The complex involved a map room and was wired up by the BBC to enable broadcasting from there in times of war.

Undermined

When war came in September 1939 Churchill was back as First Lord of the Admiralty, alongside Chamberlain, Secretary of State for War Leslie Hore-Belisha and several other key ministers.

Chamberlain, already undermined by his appeasement of Hitler before the war, was finally forced to resign in May 1940.

Churchill replaced him and later recruited Clement Attlee, the Labour leader, Lord Beaverbrook, who became Minister of Aircraft Production, and Ernest Bevin, who became Minister of Labour and National Service.

Churchill, conscious of the mistakes of the Great War, kept the war cabinet size to a manageable eight and combined his job as prime minister with that of minister of defence.

While always keen to listen to hear other's views and change his mind if so persuaded, Churchill's style of leadership was decisive and bold.

He led the war cabinet through the humiliating withdrawal from Dunkirk, the Battle of Britain and the initial reverses in North Africa.

Gradually, and boosted no doubt by the entry of the United States into the war in 1941, the war cabinet was able to turn the tide.
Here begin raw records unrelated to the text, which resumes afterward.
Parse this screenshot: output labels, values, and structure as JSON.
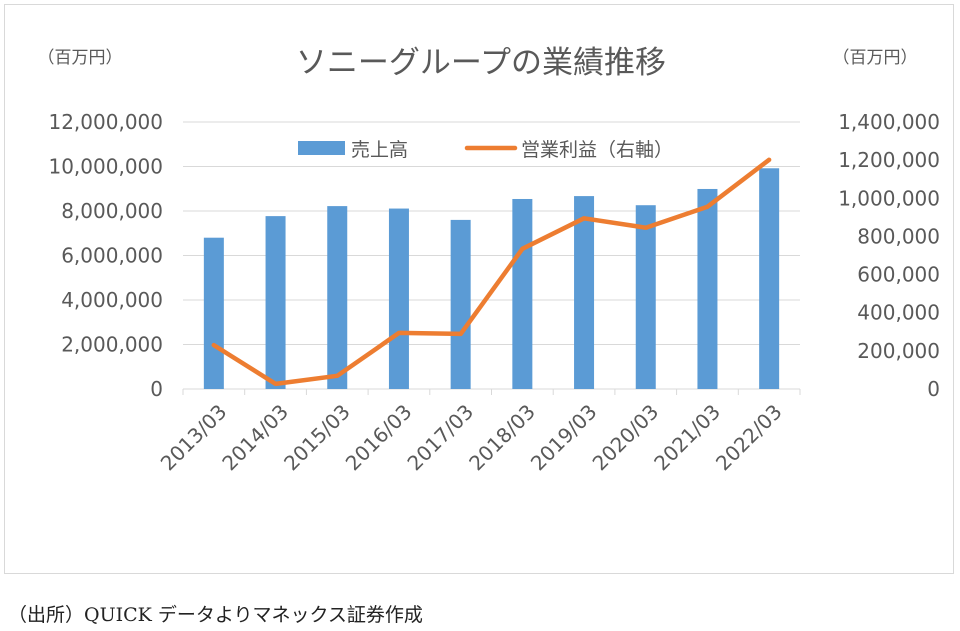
{
  "chart_data": {
    "type": "bar+line",
    "title": "ソニーグループの業績推移",
    "y_left_unit": "（百万円）",
    "y_right_unit": "（百万円）",
    "categories": [
      "2013/03",
      "2014/03",
      "2015/03",
      "2016/03",
      "2017/03",
      "2018/03",
      "2019/03",
      "2020/03",
      "2021/03",
      "2022/03"
    ],
    "series": [
      {
        "name": "売上高",
        "type": "bar",
        "axis": "left",
        "color": "#5b9bd5",
        "values": [
          6800000,
          7770000,
          8220000,
          8110000,
          7600000,
          8540000,
          8670000,
          8260000,
          8990000,
          9920000
        ]
      },
      {
        "name": "営業利益（右軸）",
        "type": "line",
        "axis": "right",
        "color": "#ed7d31",
        "values": [
          230000,
          27000,
          69000,
          294000,
          289000,
          735000,
          895000,
          846000,
          956000,
          1202000
        ]
      }
    ],
    "y_left": {
      "min": 0,
      "max": 12000000,
      "ticks": [
        "0",
        "2,000,000",
        "4,000,000",
        "6,000,000",
        "8,000,000",
        "10,000,000",
        "12,000,000"
      ]
    },
    "y_right": {
      "min": 0,
      "max": 1400000,
      "ticks": [
        "0",
        "200,000",
        "400,000",
        "600,000",
        "800,000",
        "1,000,000",
        "1,200,000",
        "1,400,000"
      ]
    },
    "grid": true,
    "legend": "top"
  },
  "source_note": "（出所）QUICK データよりマネックス証券作成"
}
During the Korean War and the Suez crisis, Prime Ministers Clement Attlee and Anthony Eden decided not to set up full war cabinets.

Task force

But when the Falklands conflict broke out in April 1982 Prime Minister Margaret Thatcher decided, on advice from two predecessors, Harold Macmillan and James Callaghan, to form a war cabinet.

The decision to send a task force to win back the islands had been taken by the full cabinet on 2 April and the war cabinet did not meet until four days later.

She chose a small and loyal band - deputy prime minister Willie Whitelaw, Defence Secretary John Nott, Foreign Secretary Francis Pym, and Tory party chairman Cecil Parkinson.

The most glaring omission was Chancellor Sir Geoffrey Howe, largely because she did not want the operation compromised by financial restrictions.

Denys Blakeway, in his book on the Falklands conflict, said the personalities ranged from Pym, a "wet" who was considered an appeaser, to the staunchly Thatcherite Nott, whose "uneven temperament was generally considered unsuited for war".

But Mr Blakeway wrote: "Nevertheless the team worked well together, and their unity of purpose owed much to the presence of Admiral Sir Terence Lewin, the Chief of the Defence Staff."

'We need a clear objective'

It was Sir Terence who demanded, and was given, a clear objective - "to cause the withdrawal of the Argentinean forces from the Falklands and restore the British administration".

By January 1991, when the next war cabinet was required for the Gulf War, Mrs Thatcher and the other Falklands veterans had shuffled off the political coil.

The only survivor was Sir Terence, by then Lord Lewin.

The man in charge was John Major, assisted by the unflappable Foreign Secretary Douglas Hurd, and the experienced Defence Secretary Tom King.

Also co-opted was Energy Secretary John Wakeham, because of his reputation as a "fixer" and an expert at handling tricky situations.

He chaired the Gulf War information/propaganda committee, which was responsible for the "spin doctoring" (before the term had even been coined) of the war.